Massachusetts Senator Elizabeth Warren has called on the Environmental Protection Agency (EPA) and the Department of Energy (DOE) to force crypto miners to disclose their energy use and emissions.
In a tweet, Warren highlighted that the federal agencies have the authority to require such transparency, and it’s time for them to use it. She emphasized the need for full disclosure of how crypto mining is affecting the environment and the power grid.
Uncovering The Crypto Mining Footprint
Democratic lawmakers are pushing federal agencies to speed up their plans to require crypto mining companies to report their emissions and energy consumption.
In a letter to the EPA and DOE, Senators Elizabeth Warren, Sheldon Whitehouse, Ed Markey, Jeff Merkley, Dick Durbin, and Representatives Jared Huffman, Katie Porter, and Rashida Tlaib urged the agencies to implement a mandatory disclosure regime as soon as possible.
The letter mentioned that the agencies have “clear authority” to require such disclosures and asked for timelines on when they plan to start executing their powers.
The latest move is part of a probe initiated by Democratic lawmakers last year when they asked the largest crypto mining companies in the US to provide information on their energy consumption and pollution.
Despite some data being provided, the lawmakers were not satisfied with the incomplete responses from the companies. It led to the request for the EPA and DOE to require public disclosure of the information to get a more comprehensive understanding of the impact of crypto mining on the power grid and the environment.
According to a September report from the White House, the crypto industry in the US is estimated to use roughly as much electricity as all the nation’s home computers combined.
The report recommended that the EPA and DOE work together to develop performance standards for crypto companies to transition to clean energy and use less energy overall.
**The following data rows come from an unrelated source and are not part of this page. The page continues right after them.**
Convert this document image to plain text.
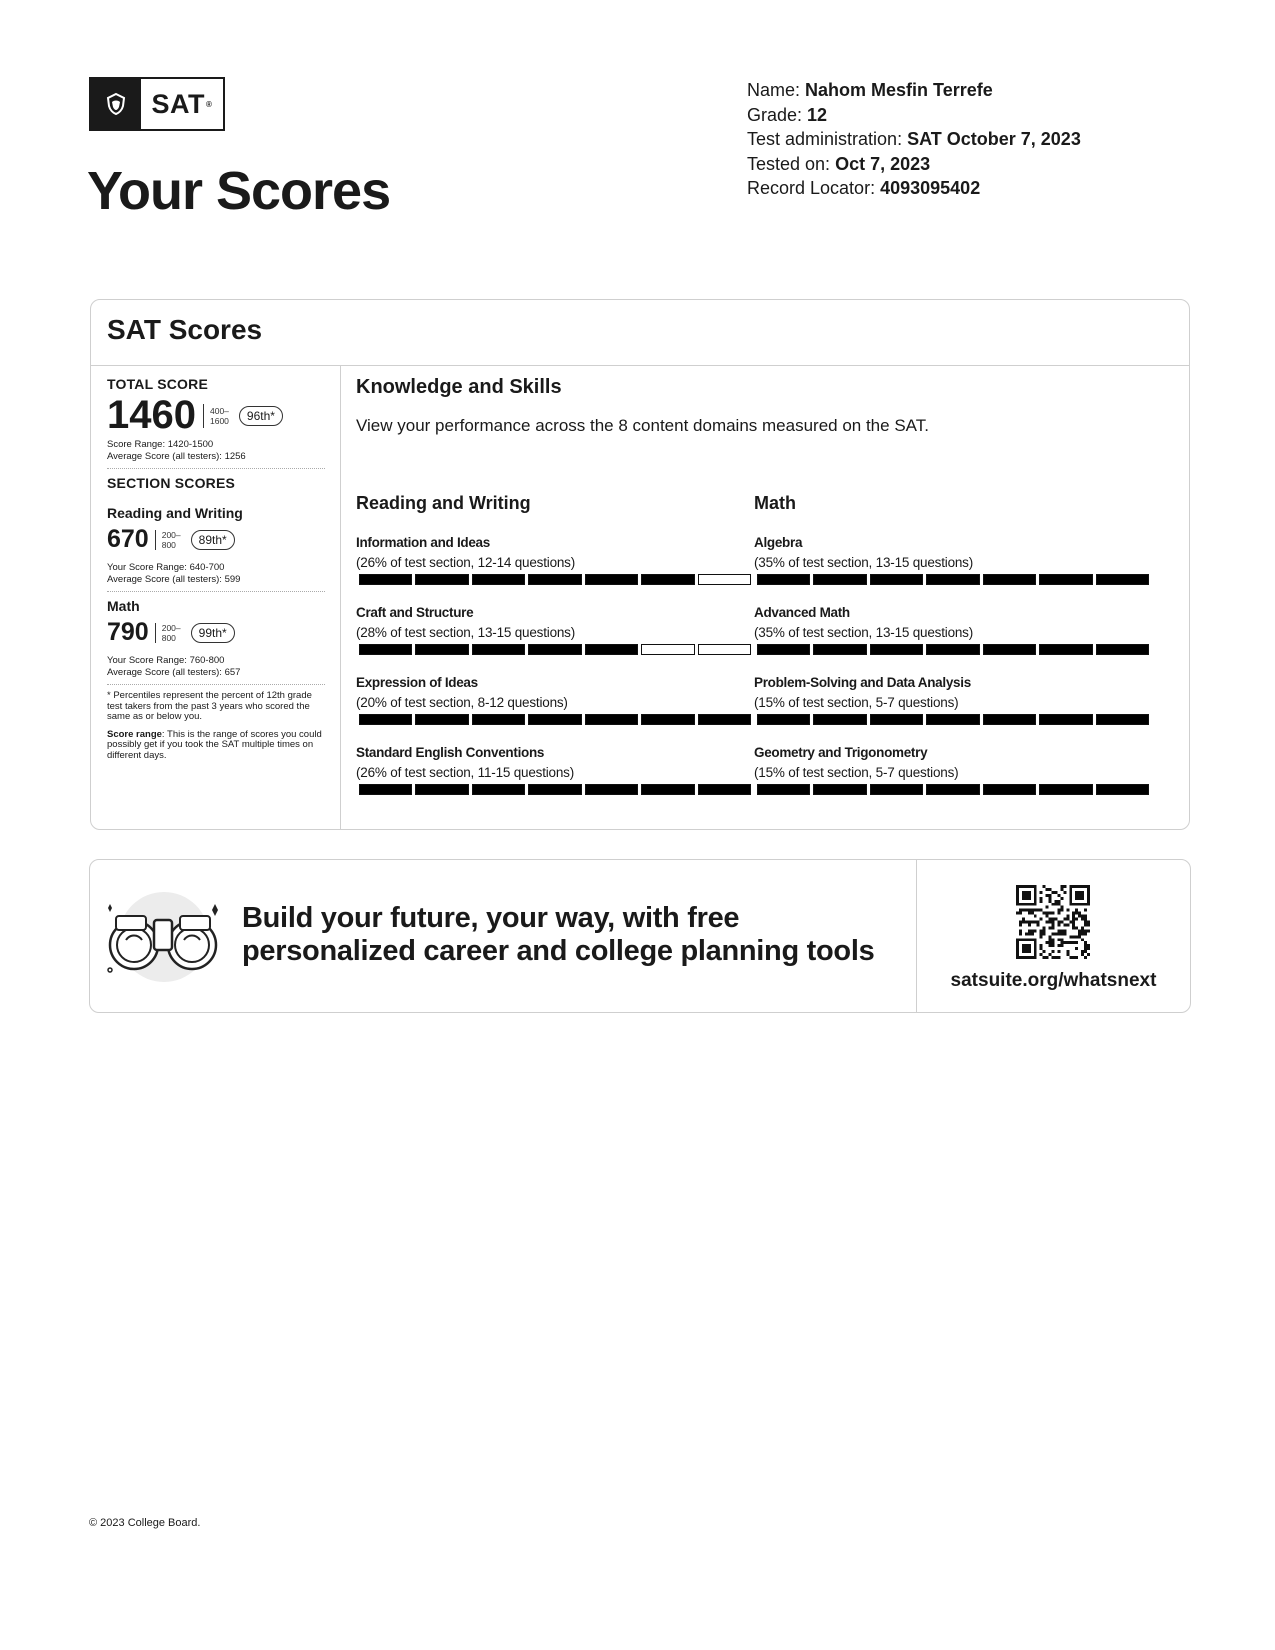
SAT ®
Your Scores
Name: Nahom Mesfin Terrefe
Grade: 12
Test administration: SAT October 7, 2023
Tested on: Oct 7, 2023
Record Locator: 4093095402
SAT Scores
TOTAL SCORE
1460 400–
1600	96th*
Score Range: 1420-1500
Average Score (all testers): 1256
SECTION SCORES
Reading and Writing
670 200–
800	89th*
Your Score Range: 640-700
Average Score (all testers): 599
Math
790 200–
800	99th*
Your Score Range: 760-800
Average Score (all testers): 657
* Percentiles represent the percent of 12th grade test takers from the past 3 years who scored the same as or below you.
Score range: This is the range of scores you could possibly get if you took the SAT multiple times on different days.
Knowledge and Skills
View your performance across the 8 content domains measured on the SAT.
Reading and Writing
Information and Ideas
(26% of test section, 12-14 questions)
Craft and Structure
(28% of test section, 13-15 questions)
Expression of Ideas
(20% of test section, 8-12 questions)
Standard English Conventions
(26% of test section, 11-15 questions)
Math
Algebra
(35% of test section, 13-15 questions)
Advanced Math
(35% of test section, 13-15 questions)
Problem-Solving and Data Analysis
(15% of test section, 5-7 questions)
Geometry and Trigonometry
(15% of test section, 5-7 questions)
Build your future, your way, with free personalized career and college planning tools
satsuite.org/whatsnext
© 2023 College Board.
If that doesn’t work, the report suggests that the Biden Administration should explore executive actions, and Congress might consider legislation. Any potential policies would likely focus on Bitcoin, which is still the most popular and polluting cryptocurrency.
Bitcoin miners set up data farms filled with specialized hardware to solve computational puzzles, an energy-inefficient process that generates significant emissions. The miners are rewarded with new tokens, but the incentive has fallen along with Bitcoin prices.